• AFRM

Claims Case Study:

Updated: Oct 19, 2020

Originally published on 3 June 2020



“...talking with John, it was clear that all the preparation work, putting together the required documentation, would not have happened without AFRM’s persistence and support and advice.”

In May 2019, a law firm managing the estate planning of couple, John and Anna [names changed to protect client privacy], referred the couple to AFRM to investigate a potential Income Protection claim dating all the way back to 2012.

The team at the law firm were not sure if it would be possible to lodge a claim relating to an incident that occurred eight years ago but were confident in AFRM’s ability to accurately determine whether a claim was possible or not.


Anna had suffered an aneurysm and stroke while at work in 2012. The brain haemorrhage also resulted in a partial loss of vision.


The incident left Anna hospitalised for months with speech and mobility rehabilitation taking years beyond that. Anna is now very frail and walks with the aid of a walking frame.


She will never work again.


John is financially astute, working in the financial sector, and had commenced the process of trying to lodge a claim through Anna’s group insurance included within her superannuation fund in 2012.


However, due to the sheer weight of paperwork involved he set the claim aside at the time to focus of providing support to Anna in her time of most need.


Fast forward to 2019 and AFRM adviser, Justin Beeforth, met John to determine a plan of action.
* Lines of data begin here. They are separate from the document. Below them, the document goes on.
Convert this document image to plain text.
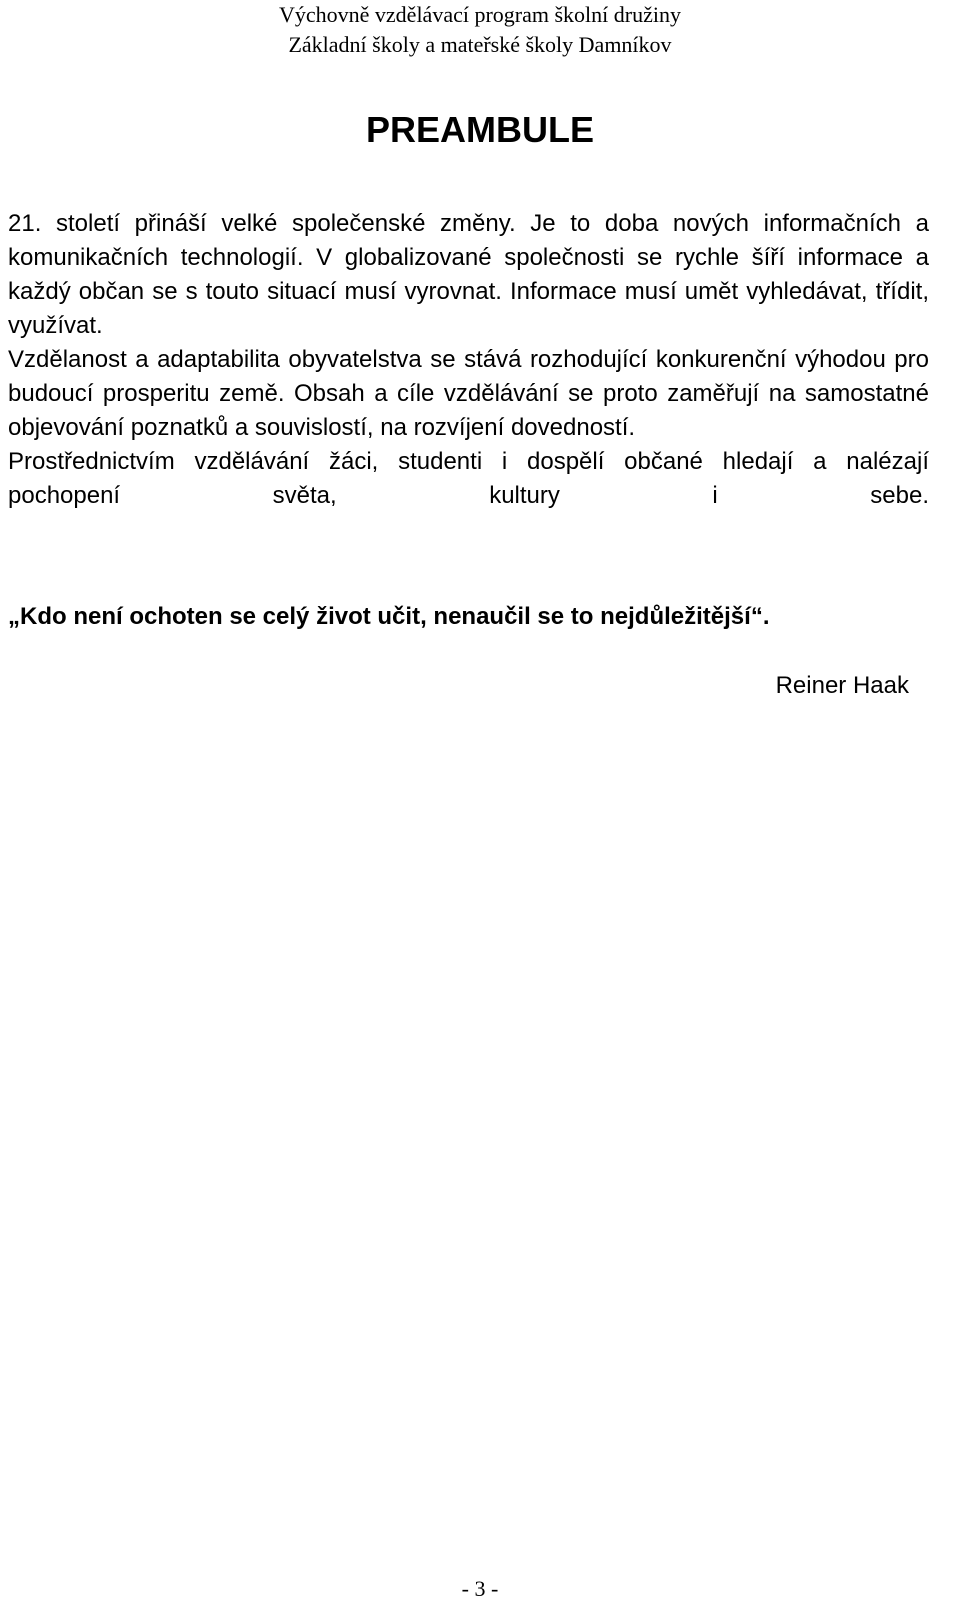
Výchovně vzdělávací program školní družiny
Základní školy a mateřské školy Damníkov
PREAMBULE

21. století přináší velké společenské změny. Je to doba nových informačních a komunikačních technologií. V globalizované společnosti se rychle šíří informace a každý občan se s touto situací musí vyrovnat. Informace musí umět vyhledávat, třídit, využívat.

Vzdělanost a adaptabilita obyvatelstva se stává rozhodující konkurenční výhodou pro budoucí prosperitu země. Obsah a cíle vzdělávání se proto zaměřují na samostatné objevování poznatků a souvislostí, na rozvíjení dovedností.

Prostřednictvím vzdělávání žáci, studenti i dospělí občané hledají a nalézají pochopení světa, kultury i sebe.

„Kdo není ochoten se celý život učit, nenaučil se to nejdůležitější“.

Reiner Haak

- 3 -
Justin’s initial review of the Superannuation fund policy suggested Anna had a valid claim. Fortunately, the meeting with Justin had occurred the same day John had met with the couple’s financial adviser who had commenced paperwork to roll Anna’s superannuation over, out of the fund with the group insurance policy upon which Anna could make her claim.


The adviser was contacted and the roll over paperwork was immediately reversed.


With the first hurdle overcome, Justin and John set upon a months-long path of gathering all the appropriate documentation to support the claim.

The long list of formalities included some initial back and forth with the superannuation fund in order for it to recognise John as Anna’s legal guardian, a meeting with Anna so she could sign an authority for Justin to act on her behalf with the superannuation fund, insurers and medical practitioners.


Prior to even providing the claim forms, the superannuation fund insisted on receiving the date that Anna last worked, the date of her diagnosis and also the date she was certified unfit to work.


Then paperwork was required to opt-in to continue her insurance in her superannuation. Complicating the process, while dealing with the superannuation fund, it was discovered the fund’s group insurer had changed in the intervening years.


Reports were then required from her previous employer, her GP, and other treating medical practitioners to verify the details of Anna’s circumstances back in 2012.


The completed claim with all required supporting documentation was finally ready to be submitted in February 2020.


By mid-March, Justin received confirmation from the insurer that the claim had been accepted with payments backdated to 2012 and paid through to November 2015, when Anna turned 60, in line with the term of her policy. A total of almost $40,000.


Justin said that through talking with John, it was clear that all the preparation work, putting together the required documentation, would not have happened without AFRM’s persistence and support and advice.


When John thanked him for his help, Justin was quick to return the thanks, saying it was a team effort to get the complex claim across the line.


AFRM handled the entire claim on a pro bono basis.